Futhermore, lipoic acid is an antioxidant that neutralizes ROS via electron donation36 and protects against lethality in sleep-loss flies. Treating these mice with lipoic acid failed to protect against the mortality of mice exposed to the CPW paradigm compared with vehicle controls. ABC transporters located on the luminal side of capillary epithelial cells mediate active efflux across the BBB. These transporters generally include ABCA2, ABCB1, ABCCs, and ABCG2.

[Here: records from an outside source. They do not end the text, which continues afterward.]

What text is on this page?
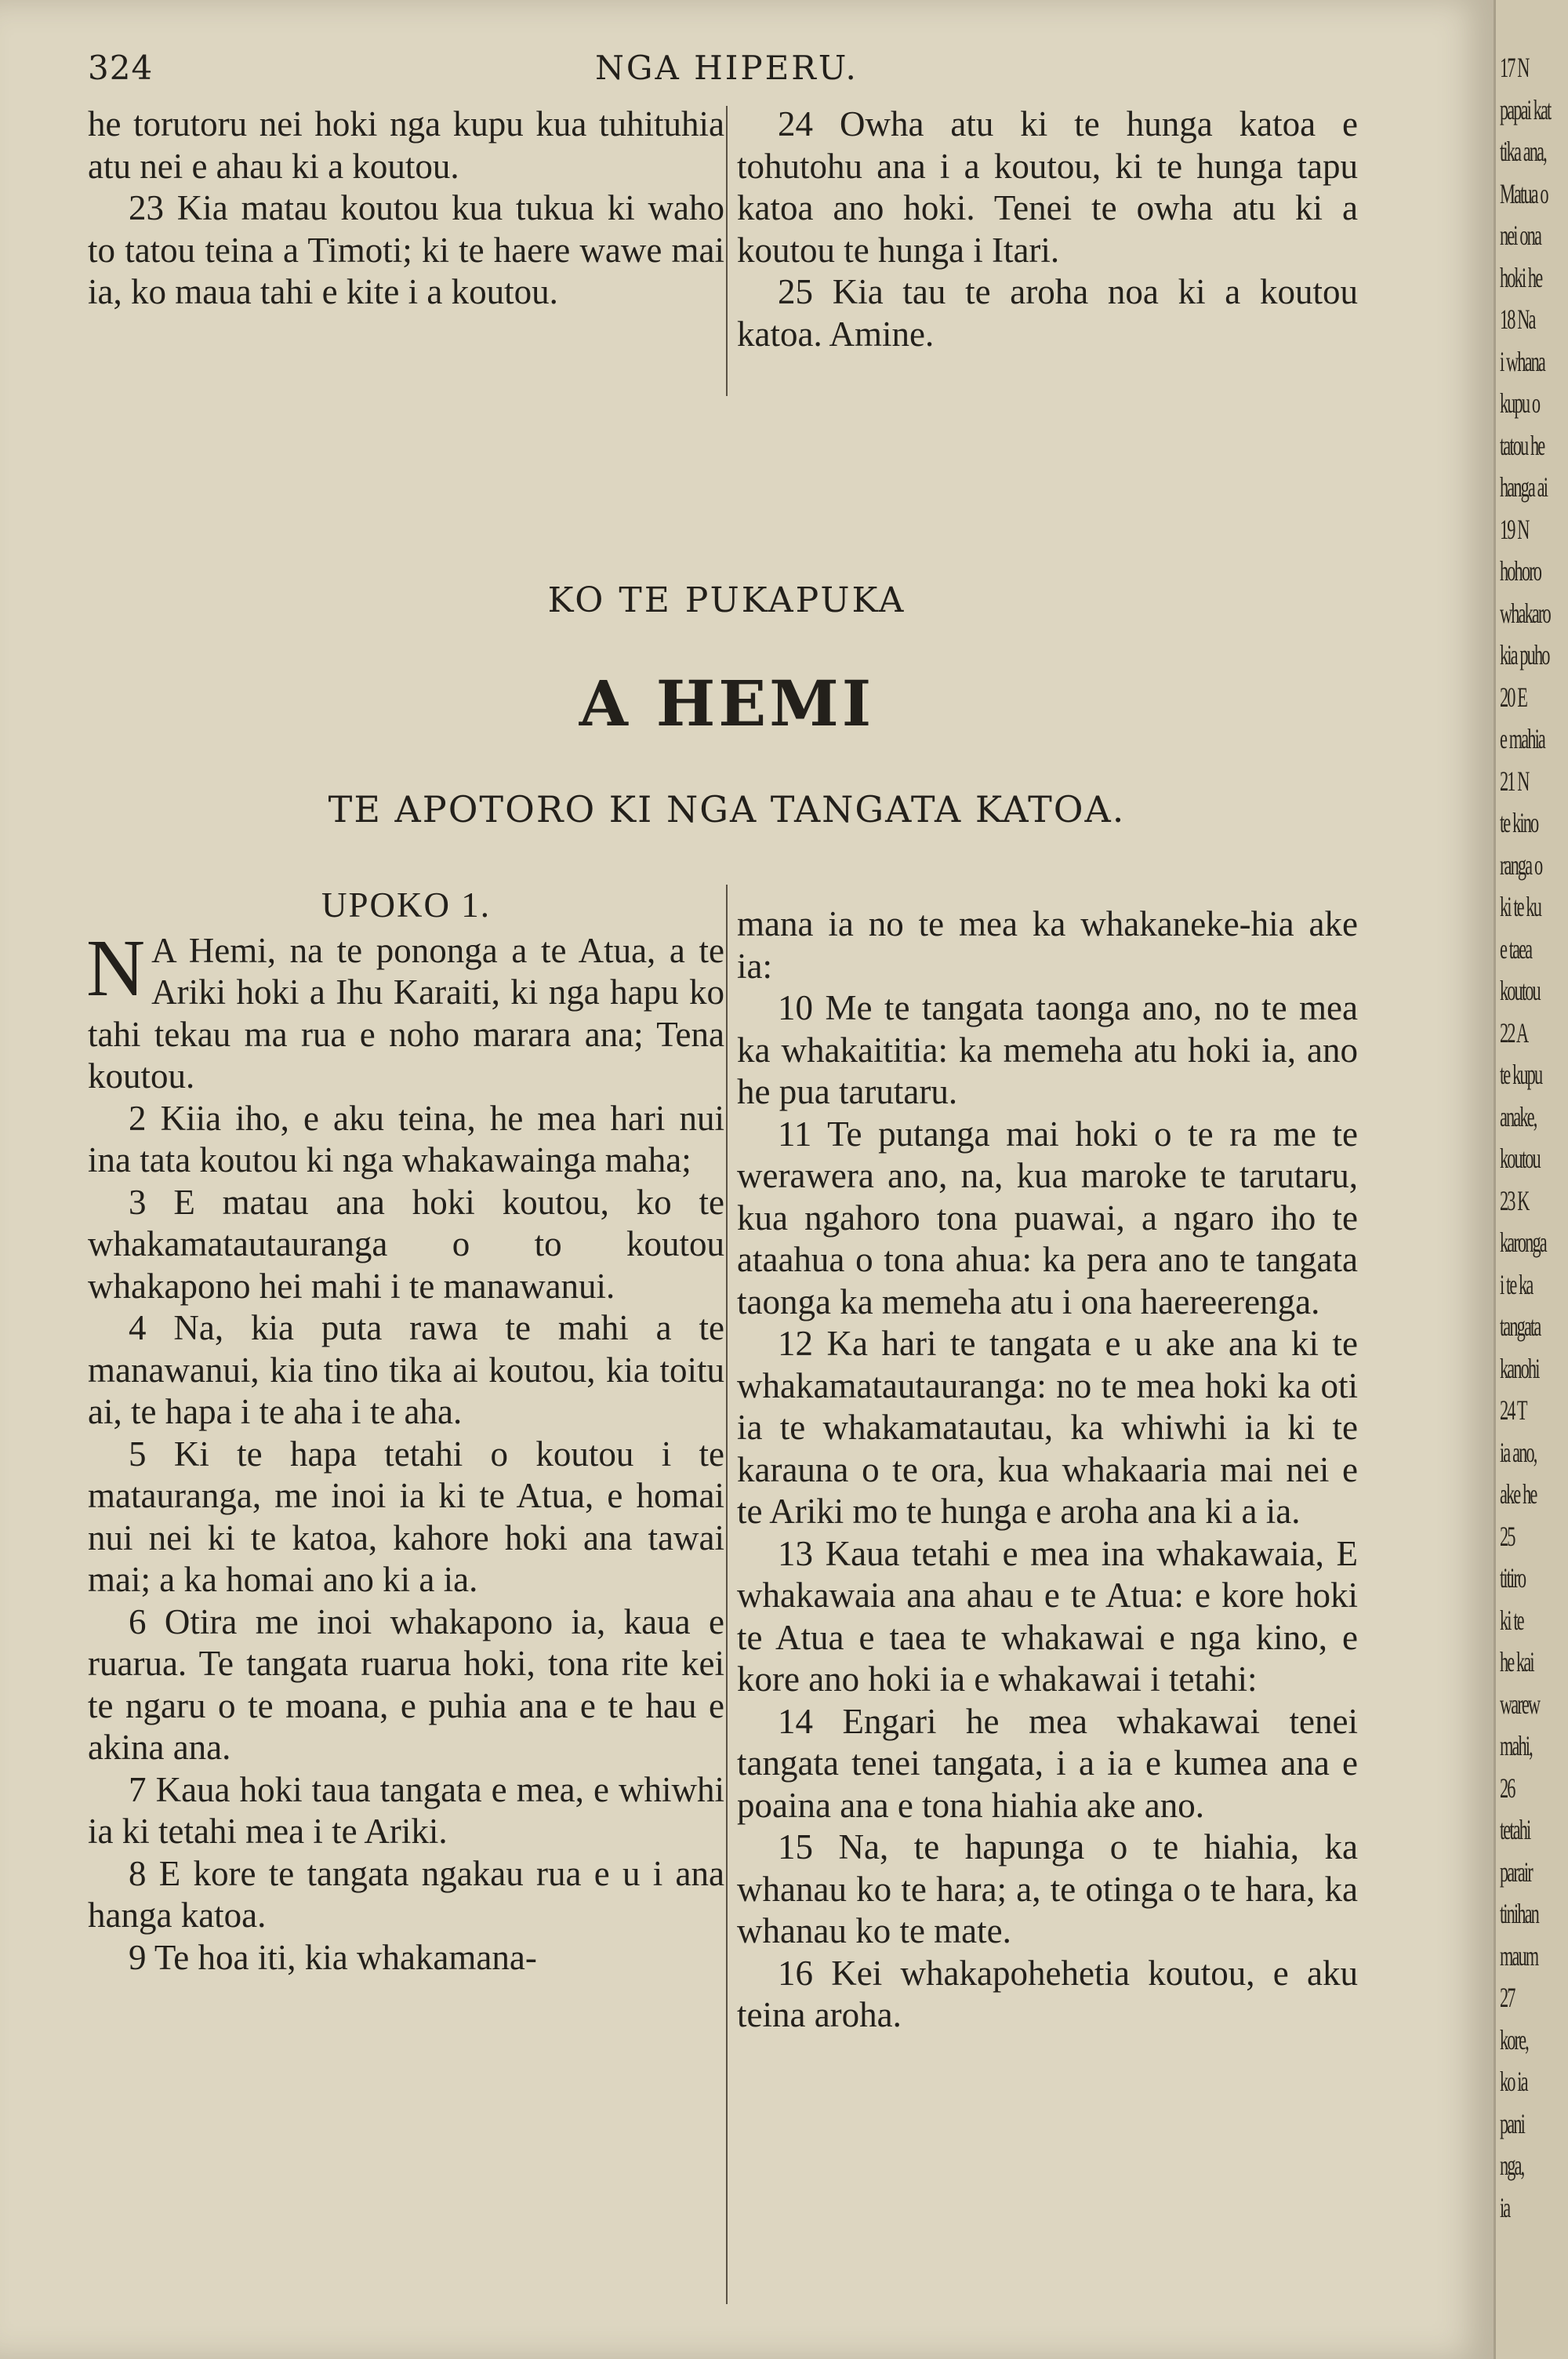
324	NGA HIPERU.

he torutoru nei hoki nga kupu kua tuhituhia atu nei e ahau ki a koutou.

23 Kia matau koutou kua tukua ki waho to tatou teina a Timoti; ki te haere wawe mai ia, ko maua tahi e kite i a koutou.

24 Owha atu ki te hunga katoa e tohutohu ana i a koutou, ki te hunga tapu katoa ano hoki. Tenei te owha atu ki a koutou te hunga i Itari.

25 Kia tau te aroha noa ki a koutou katoa. Amine.

KO TE PUKAPUKA
A HEMI
TE APOTORO KI NGA TANGATA KATOA.

UPOKO 1.

N A Hemi, na te pononga a te Atua, a te Ariki hoki a Ihu Karaiti, ki nga hapu ko tahi tekau ma rua e noho marara ana; Tena koutou.

2 Kiia iho, e aku teina, he mea hari nui ina tata koutou ki nga whakawainga maha;

3 E matau ana hoki koutou, ko te whakamatautauranga o to koutou whakapono hei mahi i te manawanui.

4 Na, kia puta rawa te mahi a te manawanui, kia tino tika ai koutou, kia toitu ai, te hapa i te aha i te aha.

5 Ki te hapa tetahi o koutou i te matauranga, me inoi ia ki te Atua, e homai nui nei ki te katoa, kahore hoki ana tawai mai; a ka homai ano ki a ia.

6 Otira me inoi whakapono ia, kaua e ruarua. Te tangata ruarua hoki, tona rite kei te ngaru o te moana, e puhia ana e te hau e akina ana.

7 Kaua hoki taua tangata e mea, e whiwhi ia ki tetahi mea i te Ariki.

8 E kore te tangata ngakau rua e u i ana hanga katoa.

9 Te hoa iti, kia whakamana-

mana ia no te mea ka whakaneke-hia ake ia:

10 Me te tangata taonga ano, no te mea ka whakaititia: ka memeha atu hoki ia, ano he pua tarutaru.

11 Te putanga mai hoki o te ra me te werawera ano, na, kua maroke te tarutaru, kua ngahoro tona puawai, a ngaro iho te ataahua o tona ahua: ka pera ano te tangata taonga ka memeha atu i ona haereerenga.

12 Ka hari te tangata e u ake ana ki te whakamatautauranga: no te mea hoki ka oti ia te whakamatautau, ka whiwhi ia ki te karauna o te ora, kua whakaaria mai nei e te Ariki mo te hunga e aroha ana ki a ia.

13 Kaua tetahi e mea ina whakawaia, E whakawaia ana ahau e te Atua: e kore hoki te Atua e taea te whakawai e nga kino, e kore ano hoki ia e whakawai i tetahi:

14 Engari he mea whakawai tenei tangata tenei tangata, i a ia e kumea ana e poaina ana e tona hiahia ake ano.

15 Na, te hapunga o te hiahia, ka whanau ko te hara; a, te otinga o te hara, ka whanau ko te mate.

16 Kei whakapohehetia koutou, e aku teina aroha.

17 N
papai kat
tika ana,
Matua o
nei ona
hoki he
18 Na
i whana
kupu o
tatou he
hanga ai
19 N
hohoro
whakaro
kia puho
20 E
e mahia
21 N
te kino
ranga o
ki te ku
e taea
koutou
22 A
te kupu
anake,
koutou
23 K
karonga
i te ka
tangata
kanohi
24 T
ia ano,
ake he
25
titiro
ki te
he kai
warew
mahi,
26
tetahi
parair
tinihan
maum
27
kore,
ko ia
pani
nga,
ia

Researcher administered two ABC antagonists-tariquidar, which targets ABCB1, and MK-571, which targets ABCCs-to mice during SD. Only MK-571 protected against SD-induced mortality. It suggests SD enhances the efflux of ABCC substrates, which subsequently trigger systemic inflammation.
Summarily, systemic inflammation observed during sleep deprivation resembled a cytokine-storm-like state, accompanied by multiple organ dysfunction syndrome (MODS), increased expression of various proinflammatory cytokines, and build-up of circulating neutrophils. The cause of these immune responses is the accelerated outflow of prostaglandin D2 (PGD2) across the brain-blood barrier via the ATP-binding cassette subfamily C4 transporter (ABCC4). Blocking this PGD2/ PGD2 receptor 1 (DP1) axis, either pharmacologically or genetically, dramatically reduced SD-induced inflammation.
Reference:
[1] Sang D, et al. Cell. 2023 Dec 7;186(25):5500-5516.e21.